Why Pandas feels clunky when coming from R

by braza on 2/20/2024, 6:08 AM with 6 comments

by karencarits on 2/20/2024, 10:30 PM
For even simpler data management in R, the author may have a alook at the `data.table` package [1]. His example would then be
```
    library(data.table)
    dt <- fread("purchases.csv")
    dt[, .(total = sum(amount - discount)), by = "country"]
```
and much faster to run
[1] https://rdatatable.gitlab.io/data.table/
by FateOfNations on 2/21/2024, 12:56 AM
A number of aspects of the design of Pandas make more sense if you know it's background. It originated in a quantitative finance environment where it's common to be working with time series data. It grew from that in to a more general purpose data manipulation and analysis library.
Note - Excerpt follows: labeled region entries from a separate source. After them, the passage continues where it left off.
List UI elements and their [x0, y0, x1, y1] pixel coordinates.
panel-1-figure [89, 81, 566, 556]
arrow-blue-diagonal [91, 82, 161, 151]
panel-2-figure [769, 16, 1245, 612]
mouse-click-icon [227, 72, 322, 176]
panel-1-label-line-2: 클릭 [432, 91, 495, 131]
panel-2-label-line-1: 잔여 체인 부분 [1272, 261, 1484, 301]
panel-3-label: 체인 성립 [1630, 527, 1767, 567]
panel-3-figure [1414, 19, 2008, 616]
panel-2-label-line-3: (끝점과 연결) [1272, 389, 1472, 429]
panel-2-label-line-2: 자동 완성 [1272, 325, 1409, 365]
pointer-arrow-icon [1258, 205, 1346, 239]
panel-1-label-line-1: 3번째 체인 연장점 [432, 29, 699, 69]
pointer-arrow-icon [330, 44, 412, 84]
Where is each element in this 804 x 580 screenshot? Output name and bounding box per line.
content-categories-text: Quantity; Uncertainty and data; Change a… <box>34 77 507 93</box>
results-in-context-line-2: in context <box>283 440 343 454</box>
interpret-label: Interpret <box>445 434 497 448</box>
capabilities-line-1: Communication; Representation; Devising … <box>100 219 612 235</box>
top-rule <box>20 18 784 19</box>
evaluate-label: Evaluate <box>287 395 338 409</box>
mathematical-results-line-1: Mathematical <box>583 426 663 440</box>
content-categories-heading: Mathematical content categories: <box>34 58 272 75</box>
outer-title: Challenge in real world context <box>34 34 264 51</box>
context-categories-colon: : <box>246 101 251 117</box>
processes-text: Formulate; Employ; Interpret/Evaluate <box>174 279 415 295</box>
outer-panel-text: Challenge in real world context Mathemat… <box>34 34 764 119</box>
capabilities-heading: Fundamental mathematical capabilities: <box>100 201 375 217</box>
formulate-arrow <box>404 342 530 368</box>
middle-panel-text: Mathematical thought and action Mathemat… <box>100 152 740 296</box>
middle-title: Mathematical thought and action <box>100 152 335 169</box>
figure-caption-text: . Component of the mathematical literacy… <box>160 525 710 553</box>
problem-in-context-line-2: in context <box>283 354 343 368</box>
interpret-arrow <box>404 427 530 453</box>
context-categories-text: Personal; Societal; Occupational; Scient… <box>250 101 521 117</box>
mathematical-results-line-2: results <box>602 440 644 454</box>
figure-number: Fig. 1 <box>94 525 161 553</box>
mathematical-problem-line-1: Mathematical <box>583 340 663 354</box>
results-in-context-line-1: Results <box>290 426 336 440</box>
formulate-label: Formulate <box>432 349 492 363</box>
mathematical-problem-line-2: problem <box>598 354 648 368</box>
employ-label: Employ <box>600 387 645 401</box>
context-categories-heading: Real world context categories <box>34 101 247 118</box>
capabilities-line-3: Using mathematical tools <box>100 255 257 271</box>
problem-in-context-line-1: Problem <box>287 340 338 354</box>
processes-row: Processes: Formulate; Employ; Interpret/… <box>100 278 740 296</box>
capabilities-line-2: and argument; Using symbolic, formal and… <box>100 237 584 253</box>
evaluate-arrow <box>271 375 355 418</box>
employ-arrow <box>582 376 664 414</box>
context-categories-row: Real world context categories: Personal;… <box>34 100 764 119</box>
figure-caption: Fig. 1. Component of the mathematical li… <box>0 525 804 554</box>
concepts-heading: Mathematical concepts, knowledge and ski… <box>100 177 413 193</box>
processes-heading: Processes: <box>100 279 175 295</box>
by mint2 on 2/21/2024, 7:34 PM
This is fine and all, (although I’m not impressed by the quality of the python code), but the examples don’t show how to do meta programming.
I often dont want to manually write out column names, but programmatically specify them, and similar for a lot of other of these examples. I don’t want to manually configure them.
I haven’t seen examples of that higher level programming in these various R python comparisons. It’s always tediously manual examples.
The examples usually feel like manual analyst query type tasks. Even the tone strongly reinforces that with text like “oh and Maria asked me to xyz”
by efilife on 2/21/2024, 12:59 PM
Are the "puRHcases" in the headings intentional or a typo?